Kaçanlar ve ölenler küçük azınlıklar olacaksa burada kalıp yaşayanların işe Cemreye inat diye başlamaları gerekiyor.
Cemreye saygı
Cemreye saygıya çağırırdım sonra. Bu duyarlılığın önünde nasıl eğilmez insan? Herkes bu kadar içten acı duyabilir mi?
Ama saygı dediysem de, bu bir cenaze töreni olmasın. Bilirsiniz, cenaze namazına camiden çıkan cemaatten zamanı olan gelir, katılır. Kimi yolcu ettiklerinin bir önemi yoktur. Tanımadıkları birine haklarını helal ederler. Yani olmayan, varsa da bilmedikleri haklarını. Cenaze namazına duran cemaat gidenle değil varsaydıkları tanrıyla ilgilidirler. Böyle değil bize gereken saygı. O bir Okul ve Ülkeciymiş. Üstümüzdeki hakkını, bizim onun üstündeki hakkımızı bilelim.

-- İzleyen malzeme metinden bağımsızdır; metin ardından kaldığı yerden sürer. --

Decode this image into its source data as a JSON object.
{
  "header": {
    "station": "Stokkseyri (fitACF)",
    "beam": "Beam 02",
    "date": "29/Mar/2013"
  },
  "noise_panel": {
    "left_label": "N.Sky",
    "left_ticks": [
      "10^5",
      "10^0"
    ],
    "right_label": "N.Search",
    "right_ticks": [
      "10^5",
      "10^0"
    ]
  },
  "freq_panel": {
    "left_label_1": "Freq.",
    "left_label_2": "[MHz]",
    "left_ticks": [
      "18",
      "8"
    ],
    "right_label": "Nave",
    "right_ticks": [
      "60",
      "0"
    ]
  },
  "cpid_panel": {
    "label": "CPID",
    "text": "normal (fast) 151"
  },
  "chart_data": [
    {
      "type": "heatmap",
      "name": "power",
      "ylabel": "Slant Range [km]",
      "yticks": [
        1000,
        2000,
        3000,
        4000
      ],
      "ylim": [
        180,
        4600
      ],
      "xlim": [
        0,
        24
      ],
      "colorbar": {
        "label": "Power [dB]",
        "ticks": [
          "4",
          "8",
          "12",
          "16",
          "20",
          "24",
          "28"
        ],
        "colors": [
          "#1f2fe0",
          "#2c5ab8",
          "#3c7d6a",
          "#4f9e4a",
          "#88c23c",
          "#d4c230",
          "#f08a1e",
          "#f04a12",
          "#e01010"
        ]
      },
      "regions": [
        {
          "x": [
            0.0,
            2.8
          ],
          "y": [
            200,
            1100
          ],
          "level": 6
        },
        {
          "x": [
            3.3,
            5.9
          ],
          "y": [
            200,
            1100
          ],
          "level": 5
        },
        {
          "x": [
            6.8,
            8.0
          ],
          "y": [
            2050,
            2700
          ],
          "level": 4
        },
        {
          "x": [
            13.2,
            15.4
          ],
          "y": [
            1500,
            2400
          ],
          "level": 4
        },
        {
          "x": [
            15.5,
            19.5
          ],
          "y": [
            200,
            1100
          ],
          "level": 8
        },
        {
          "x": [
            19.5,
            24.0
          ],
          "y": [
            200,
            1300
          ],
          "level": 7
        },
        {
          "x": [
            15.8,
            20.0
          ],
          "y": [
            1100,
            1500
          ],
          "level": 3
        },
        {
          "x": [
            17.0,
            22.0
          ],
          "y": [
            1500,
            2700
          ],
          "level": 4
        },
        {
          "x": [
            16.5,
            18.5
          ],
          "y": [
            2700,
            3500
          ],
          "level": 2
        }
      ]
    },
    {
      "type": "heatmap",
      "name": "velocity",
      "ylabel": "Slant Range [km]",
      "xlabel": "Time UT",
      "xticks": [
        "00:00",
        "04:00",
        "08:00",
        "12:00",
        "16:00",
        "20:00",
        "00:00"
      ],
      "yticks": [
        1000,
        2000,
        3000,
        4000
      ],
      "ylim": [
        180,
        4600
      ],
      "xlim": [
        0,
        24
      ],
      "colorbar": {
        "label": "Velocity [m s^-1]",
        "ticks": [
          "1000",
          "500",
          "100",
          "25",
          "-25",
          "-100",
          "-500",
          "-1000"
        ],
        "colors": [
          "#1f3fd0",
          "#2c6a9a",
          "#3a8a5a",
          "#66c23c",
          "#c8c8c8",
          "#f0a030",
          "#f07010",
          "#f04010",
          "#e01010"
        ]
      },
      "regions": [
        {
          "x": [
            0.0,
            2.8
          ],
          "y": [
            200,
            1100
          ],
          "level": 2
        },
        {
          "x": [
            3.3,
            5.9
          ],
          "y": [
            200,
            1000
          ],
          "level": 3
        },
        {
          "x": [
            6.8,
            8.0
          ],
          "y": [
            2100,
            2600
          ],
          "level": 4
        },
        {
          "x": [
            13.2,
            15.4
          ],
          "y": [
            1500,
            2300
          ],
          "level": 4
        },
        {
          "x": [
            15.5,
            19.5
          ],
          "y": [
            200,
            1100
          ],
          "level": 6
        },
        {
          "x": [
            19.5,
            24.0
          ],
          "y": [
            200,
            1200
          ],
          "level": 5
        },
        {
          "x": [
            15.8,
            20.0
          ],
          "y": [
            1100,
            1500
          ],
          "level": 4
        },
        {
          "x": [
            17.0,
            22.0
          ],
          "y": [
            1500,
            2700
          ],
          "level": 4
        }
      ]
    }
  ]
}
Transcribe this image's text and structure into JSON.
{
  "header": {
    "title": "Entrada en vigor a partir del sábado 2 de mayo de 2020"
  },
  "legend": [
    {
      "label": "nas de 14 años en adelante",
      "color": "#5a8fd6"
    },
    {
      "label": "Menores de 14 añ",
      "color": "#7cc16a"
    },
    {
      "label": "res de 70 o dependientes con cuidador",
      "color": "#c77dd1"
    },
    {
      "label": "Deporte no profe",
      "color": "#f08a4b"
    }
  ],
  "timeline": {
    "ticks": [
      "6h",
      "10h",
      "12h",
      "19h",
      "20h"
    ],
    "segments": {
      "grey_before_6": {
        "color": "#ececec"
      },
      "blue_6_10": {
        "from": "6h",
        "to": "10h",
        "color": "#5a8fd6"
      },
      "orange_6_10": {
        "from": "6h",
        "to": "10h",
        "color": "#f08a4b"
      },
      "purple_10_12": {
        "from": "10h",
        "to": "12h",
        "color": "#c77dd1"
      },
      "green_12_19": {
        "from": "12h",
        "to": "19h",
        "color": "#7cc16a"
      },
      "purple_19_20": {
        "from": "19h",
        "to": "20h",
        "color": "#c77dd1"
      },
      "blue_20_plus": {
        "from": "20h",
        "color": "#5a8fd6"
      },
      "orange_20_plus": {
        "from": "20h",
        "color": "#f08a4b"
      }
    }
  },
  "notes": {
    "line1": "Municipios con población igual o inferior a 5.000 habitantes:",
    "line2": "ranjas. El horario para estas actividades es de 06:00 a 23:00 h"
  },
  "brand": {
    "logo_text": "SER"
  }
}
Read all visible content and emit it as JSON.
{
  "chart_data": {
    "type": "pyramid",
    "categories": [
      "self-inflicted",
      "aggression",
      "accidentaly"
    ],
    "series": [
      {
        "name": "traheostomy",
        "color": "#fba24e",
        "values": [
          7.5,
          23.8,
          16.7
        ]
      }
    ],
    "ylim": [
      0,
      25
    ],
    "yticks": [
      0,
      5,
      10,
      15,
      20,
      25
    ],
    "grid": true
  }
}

Tanımayan cemaatten daha kötüsü vardır öykülerde, filmlerde. Katil cenaze törenine katılanlardan biridir aslında. Kendini tutamamış ve o gizli eyleminin sonuçlarını görmeye gelmiştir. Saygıyla ve acıyla buluşanların arasına karışır... Bundan da söz etmiyorum.
Bunlar var ve bunları çağırmıyorum Cemrenin önünde eğilmeye Kaçanlar törene de gelmesinler.
Yayıncı bir dostum, entelektüel ve muhaliflerden oluşan aboneleri arasında adresini Kanada olarak değiştirenlerin ciddi biçimde arttığını anlattı geçenlerde.
Nereye gidiyorsunuz? Cemreyi burada ölüme bıraktığınızın farkında değil misiniz? Saygıya çağırmıyorum sizi. Kalabalığa karışan katil değilsiniz belki. Hani şairin de dili varmamış ya, kabahat senin demeye. Elbette siz değilsiniz kâbusu yaratan. Ama karanlık sular 24 yaşı boğarken, açıkça sorayım, utanmıyor musunuz?
Cemreye ağıt
Hep birlikte ağlayacaksak eksik kalsın ağıtımız. Herkes gitsin kendi ağlasın. Acımızı birbirimize bile göstermeyelim.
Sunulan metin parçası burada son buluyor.